About the specimens used for the 3D PDFs
The five specimens we used are all research casts in our collection. Three of the casts were high-resolution replicas made by Peter Wellnhofer himself for me years ago. These three are the Eichstätt specimen’s skull, the front of the Berlin specimen’s skull, and the upper jaw fragments on the counterslab of the London specimen. The other two casts were part of the London specimen cast that we purchased from the Natural History Museum a number of years ago. These two pieces include the braincase (which I published on way back in 1990). This braincase was CT scanned about a decade ago, and a definitive article was published by Angela Milner’s team in Nature in 2004 detailing the structure of the brain endocast and inner ear. Angela kindly gave me access to those scan data, but we chose to use our cast for our 3D PDF. The other London piece is a problematic bone that has been regarded as a quadrate bone or maybe even the sphenoid region of the braincase.
About the scanning and 3D PDFs
All five of these specimens were scanned on the Ohio University microCT scanner (OUµCT) at an isotropic voxel size of 45 µm. To be honest, this entire project started off as an experiment to see if we could get decent, useable surfaces from the casts. We needed to do some test scans after some maintenance work so we tossed in one of the casts. The test scan came out really well, recording basically all the detail inherent in the cast. So we scanned the rest. Ryan Ridgely’s prodigious 3D viz skills were hardly taxed at all on this project, and we had beautiful 3D PDFs in no time. These 3D PDFs are provided on the main Archaeopteryx3d PDFs website in multiple resolutions so that you can match your interest to the power of your computer or speed of your connection. I wanted to put up some big files (a juicy 55 MB file of the Eichstätt skull!) so that specialists can really go to work. We’ve been using 3D PDFs for years, including recently on our 3D Alligator site and 3D Interactive Human Anatomy site, but check out our 3D Visualization page for more goodies.

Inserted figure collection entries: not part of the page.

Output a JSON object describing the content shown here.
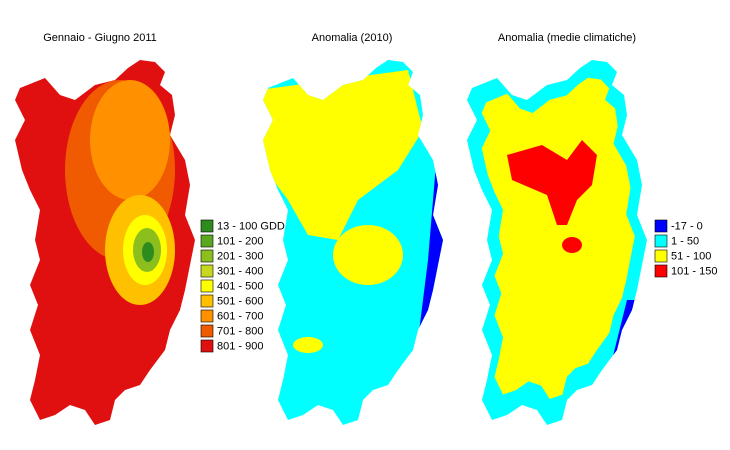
{
  "maps": [
    {
      "title": "Gennaio - Giugno 2011",
      "legend": [
        {
          "label": "13 - 100 GDD",
          "color": "#2e8b1e"
        },
        {
          "label": "101 - 200",
          "color": "#5aa820"
        },
        {
          "label": "201 - 300",
          "color": "#8cbf1e"
        },
        {
          "label": "301 - 400",
          "color": "#c8d81e"
        },
        {
          "label": "401 - 500",
          "color": "#ffff00"
        },
        {
          "label": "501 - 600",
          "color": "#ffc000"
        },
        {
          "label": "601 - 700",
          "color": "#ff9000"
        },
        {
          "label": "701 - 800",
          "color": "#f05a00"
        },
        {
          "label": "801 - 900",
          "color": "#e01010"
        }
      ]
    },
    {
      "title": "Anomalia (2010)"
    },
    {
      "title": "Anomalia (medie climatiche)",
      "legend": [
        {
          "label": "-17 - 0",
          "color": "#0000ff"
        },
        {
          "label": "1 - 50",
          "color": "#00ffff"
        },
        {
          "label": "51 - 100",
          "color": "#ffff00"
        },
        {
          "label": "101 - 150",
          "color": "#ff0000"
        }
      ]
    }
  ]
}
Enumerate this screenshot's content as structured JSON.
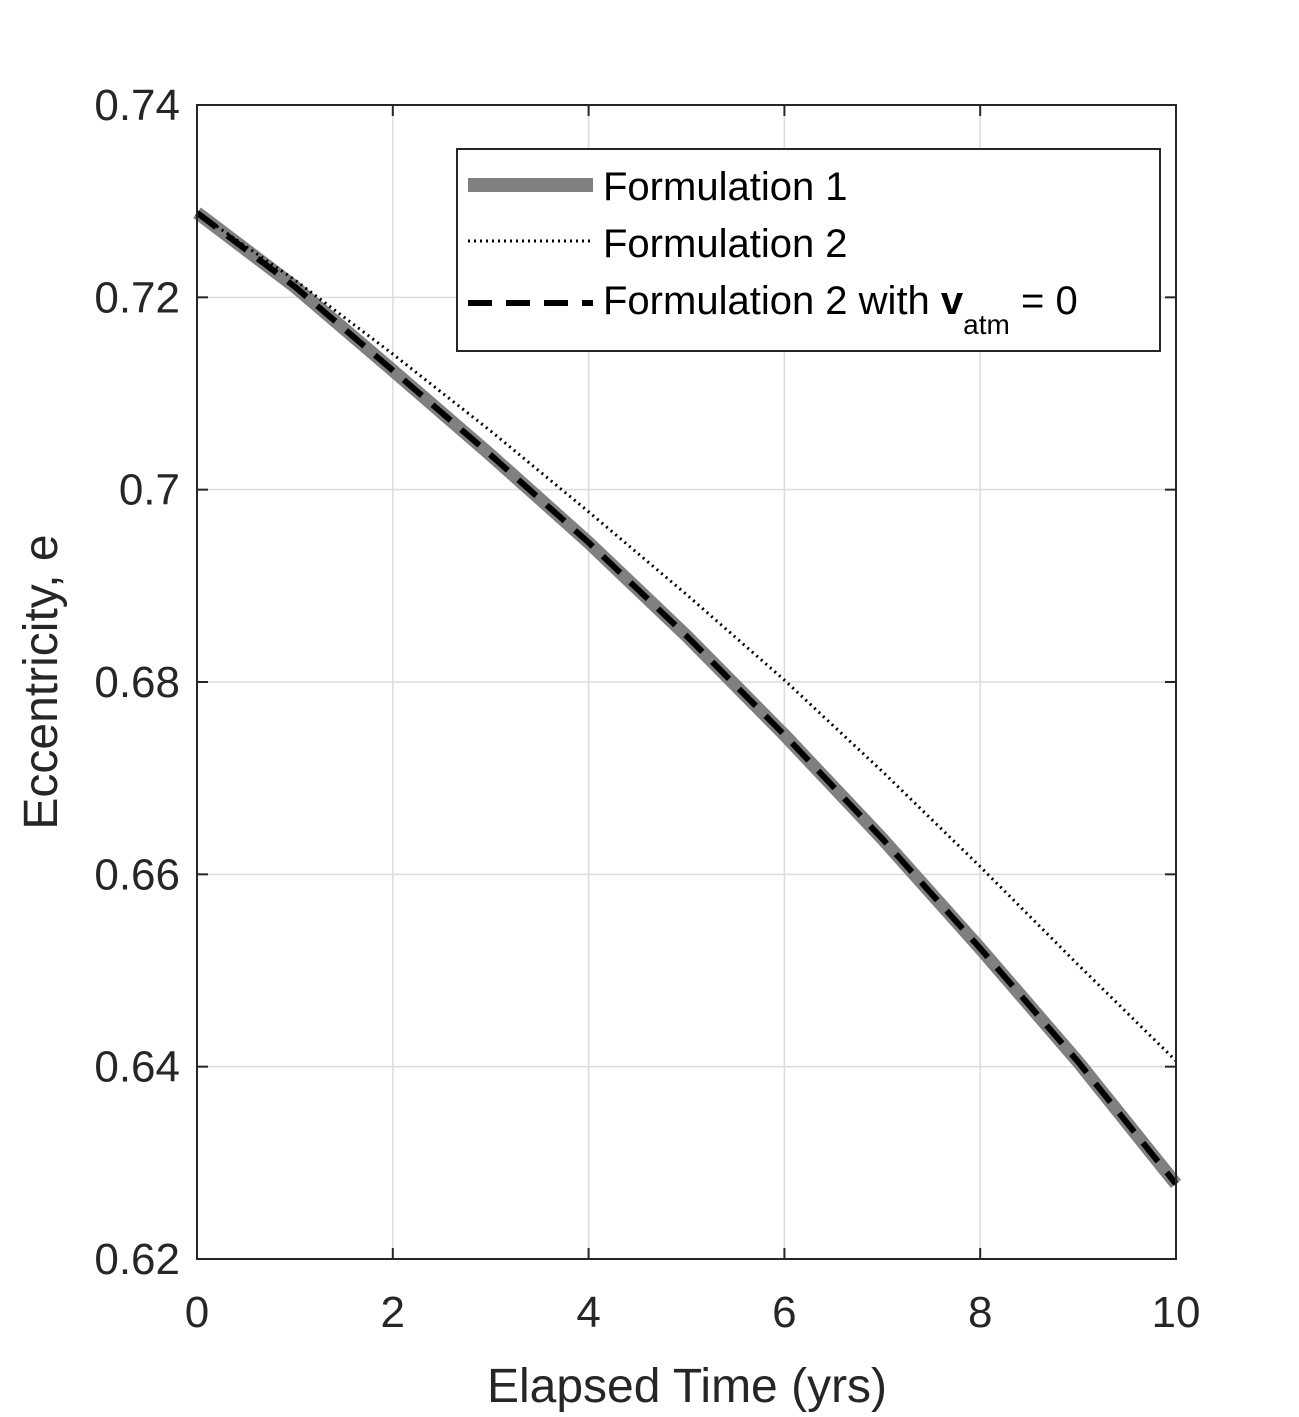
{
  "chart_data": {
    "type": "line",
    "xlabel": "Elapsed Time (yrs)",
    "ylabel": "Eccentricity, e",
    "xlim": [
      0,
      10
    ],
    "ylim": [
      0.62,
      0.74
    ],
    "xticks": [
      0,
      2,
      4,
      6,
      8,
      10
    ],
    "xtick_labels": [
      "0",
      "2",
      "4",
      "6",
      "8",
      "10"
    ],
    "yticks": [
      0.62,
      0.64,
      0.66,
      0.68,
      0.7,
      0.72,
      0.74
    ],
    "ytick_labels": [
      "0.62",
      "0.64",
      "0.66",
      "0.68",
      "0.7",
      "0.72",
      "0.74"
    ],
    "grid": true,
    "legend_position": "top-right",
    "x": [
      0,
      1,
      2,
      3,
      4,
      5,
      6,
      7,
      8,
      9,
      10
    ],
    "series": [
      {
        "name": "Formulation 1",
        "style": "solid-thick",
        "color": "#808080",
        "values": [
          0.7288,
          0.7211,
          0.7124,
          0.7036,
          0.6945,
          0.6848,
          0.6745,
          0.6637,
          0.6523,
          0.6405,
          0.6278
        ]
      },
      {
        "name": "Formulation 2",
        "style": "dotted",
        "color": "#000000",
        "values": [
          0.7288,
          0.7218,
          0.7141,
          0.7061,
          0.6977,
          0.6891,
          0.6802,
          0.6707,
          0.6608,
          0.6506,
          0.6406
        ]
      },
      {
        "name": "Formulation 2 with ",
        "name_bold": "v",
        "name_sub": "atm",
        "name_suffix": " = 0",
        "style": "dashed",
        "color": "#000000",
        "values": [
          0.7288,
          0.7211,
          0.7124,
          0.7036,
          0.6945,
          0.6848,
          0.6745,
          0.6637,
          0.6523,
          0.6405,
          0.6278
        ]
      }
    ]
  }
}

In closing, regardless of whether Archaeopteryx is part of the avian lineage or nearby on the deinonychosaur line (see my recent post stemming from the Xiaotingia article), these specimens of Archaeopteryx are critical documents in the evolutionary history of birds. We’re proud to be taking an active role in the sesquicentennial year and to provide some hopefully useful resources for the community.